CINCINNATI — Jurors heard from a handful of witnesses Thursday in the corruption trial of former Ohio House Speaker Larry Householder and former Ohio Republican Party Chairman Matt Borges, including a small town political hopeful who said she was the target of a nasty ad campaign from fellow Republicans. 


What You Need To Know

  • Former Ohio House Speaker Larry Householder and former Ohio Republican Party Chairman Matt Borges are accused of organizing a pay-to-play political scheme

  • Jurors heard from a handful of witnesses Thursday in the corruption trial

  • Beth Ellis, a small town political hopeful, testified for the prosecution, in an effort for prosecutors to show the intense grassroots efforts to get Householder re-elected as speaker

Beth Ellis testified for the prosecution, in an effort for prosecutors to show the intense grassroots efforts to get Householder re-elected as speaker with the power to push through key legislation they said he was being paid to support. 

Ellis told jurors she was a farmer in Ohio’s 91st House District and had never run for office before. She said she had been approached to fill the seat left vacant by Rep. Cliff Rosenberger,who then was House speaker, in 2018.

Ellis said she ran an honest campaign; she raised money, knocked on doors, and made phone calls to earn people's votes. The Ohio Right to Life and NFIB both endorsed her candidacy.

It was right before the campaign filing deadline in Feb. 2018, when she said her son got a mailer about her being a Columbus insider and a bad person. The ad was paid for by Growth and Opportunity PAC, a super PAC that also paid for attack ads against other Ohio candidates. Until then, Ellis was running unopposed in the Republican primary, so she was surprised when she learned she had a challenger in candidate Shane Wilkin.

Ellis would lose the primary to Wilkin, a member of the so-called “Team Householder” and whose campaign got a $13,000 donation from FirstEnergy and a $10,000 donation from Householder. Wilkin was among the lawmakers who would vote in favor of Householder becoming speaker. 

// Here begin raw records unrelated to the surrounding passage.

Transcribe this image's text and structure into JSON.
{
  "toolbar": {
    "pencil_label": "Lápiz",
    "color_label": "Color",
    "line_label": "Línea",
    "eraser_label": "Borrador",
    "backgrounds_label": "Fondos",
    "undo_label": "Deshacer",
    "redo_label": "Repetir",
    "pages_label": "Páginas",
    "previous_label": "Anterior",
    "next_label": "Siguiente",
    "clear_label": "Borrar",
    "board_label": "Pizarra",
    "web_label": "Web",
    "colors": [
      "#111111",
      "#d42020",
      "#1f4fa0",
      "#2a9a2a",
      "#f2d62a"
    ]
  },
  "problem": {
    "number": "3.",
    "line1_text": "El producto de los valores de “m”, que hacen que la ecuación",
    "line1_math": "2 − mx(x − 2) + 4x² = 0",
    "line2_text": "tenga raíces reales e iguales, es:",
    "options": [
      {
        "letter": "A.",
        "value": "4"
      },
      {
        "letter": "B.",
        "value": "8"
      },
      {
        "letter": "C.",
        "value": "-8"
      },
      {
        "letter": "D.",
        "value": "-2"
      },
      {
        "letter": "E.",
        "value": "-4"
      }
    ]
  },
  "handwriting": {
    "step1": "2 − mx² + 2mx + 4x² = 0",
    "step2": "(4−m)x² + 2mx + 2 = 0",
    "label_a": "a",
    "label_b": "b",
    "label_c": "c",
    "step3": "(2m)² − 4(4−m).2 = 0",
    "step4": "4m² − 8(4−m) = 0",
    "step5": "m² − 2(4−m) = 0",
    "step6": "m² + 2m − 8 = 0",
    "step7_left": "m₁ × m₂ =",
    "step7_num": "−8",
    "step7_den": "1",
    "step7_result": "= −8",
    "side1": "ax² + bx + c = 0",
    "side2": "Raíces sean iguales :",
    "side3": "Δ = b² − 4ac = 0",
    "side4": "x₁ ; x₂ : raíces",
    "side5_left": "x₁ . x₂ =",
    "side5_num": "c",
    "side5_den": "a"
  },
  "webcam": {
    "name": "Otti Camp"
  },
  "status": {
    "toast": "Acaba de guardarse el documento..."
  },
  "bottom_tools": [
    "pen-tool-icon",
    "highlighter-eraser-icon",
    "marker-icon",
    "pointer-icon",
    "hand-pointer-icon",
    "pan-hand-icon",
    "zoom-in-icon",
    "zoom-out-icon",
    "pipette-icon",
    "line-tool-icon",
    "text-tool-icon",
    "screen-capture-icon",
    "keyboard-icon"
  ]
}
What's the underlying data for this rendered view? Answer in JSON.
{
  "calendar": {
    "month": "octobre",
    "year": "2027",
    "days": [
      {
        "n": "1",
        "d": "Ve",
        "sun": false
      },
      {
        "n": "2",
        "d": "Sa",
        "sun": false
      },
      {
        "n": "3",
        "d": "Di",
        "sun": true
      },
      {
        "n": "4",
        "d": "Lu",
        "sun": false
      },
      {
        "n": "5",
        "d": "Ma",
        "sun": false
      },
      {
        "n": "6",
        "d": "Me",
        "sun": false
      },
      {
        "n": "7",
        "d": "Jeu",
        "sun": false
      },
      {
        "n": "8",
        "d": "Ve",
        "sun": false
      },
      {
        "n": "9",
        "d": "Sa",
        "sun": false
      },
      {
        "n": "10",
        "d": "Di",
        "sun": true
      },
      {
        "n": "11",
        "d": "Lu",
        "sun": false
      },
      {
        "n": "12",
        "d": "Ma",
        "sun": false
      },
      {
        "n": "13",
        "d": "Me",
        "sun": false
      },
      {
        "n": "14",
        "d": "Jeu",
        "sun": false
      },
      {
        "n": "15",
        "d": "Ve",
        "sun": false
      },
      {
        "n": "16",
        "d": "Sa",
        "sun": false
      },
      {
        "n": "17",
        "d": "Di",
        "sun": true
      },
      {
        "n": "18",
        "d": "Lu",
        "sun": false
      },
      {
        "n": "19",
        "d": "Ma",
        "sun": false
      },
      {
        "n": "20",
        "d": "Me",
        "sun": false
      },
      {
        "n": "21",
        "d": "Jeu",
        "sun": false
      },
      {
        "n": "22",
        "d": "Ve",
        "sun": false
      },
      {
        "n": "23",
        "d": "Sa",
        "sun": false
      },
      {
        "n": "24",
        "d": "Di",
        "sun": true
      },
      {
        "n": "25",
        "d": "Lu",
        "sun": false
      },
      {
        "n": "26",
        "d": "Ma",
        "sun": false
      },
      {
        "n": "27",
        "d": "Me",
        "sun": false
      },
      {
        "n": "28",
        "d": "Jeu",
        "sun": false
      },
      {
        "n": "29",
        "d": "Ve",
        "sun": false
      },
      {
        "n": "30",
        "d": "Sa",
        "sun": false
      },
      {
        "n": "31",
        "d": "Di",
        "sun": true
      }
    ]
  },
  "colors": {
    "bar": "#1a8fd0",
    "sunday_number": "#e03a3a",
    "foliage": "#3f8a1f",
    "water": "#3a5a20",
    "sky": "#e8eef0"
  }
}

She later told Householder’s lawyers during their cross-examination that she never met Householder, Borges, or lobbyist Neil Clark, nor did she know anything about House Bill 6.

Jurors also heard from an FBI forensic accountant about bank accounts for Generation Now, the dark money group that prosecutors say was a cover for bribery transactions. Christopher Hartzel said the 504c(4) was funded by two sources—FirstEnergy and JPL & Associates, the firm run by Republican strategist Jeffrey Longstreth, who pleaded guilty to racketeering conspiracy charges.

Earlier in the day, Householder’s defense attorney, Rob Glickman, questioned another FBI witness, agent Nathan Holbrook, who had testified for the prosecution on Wednesday. Jurors also heard from former JPL & Associates employee Megan Fitzmartin.

Householder and Burges are accused of organizing a pay-to-play political scheme that exchanged money and power for passage of a $1.6 billion nuclear bailout bill to benefit then-FirstEnergy Solutions’ nuclear power plants in Ohio.

The trial continues Friday at the Potter Stewart U.S. Courthouse in Cincinnati. Householder and Borges both pleaded not guilty.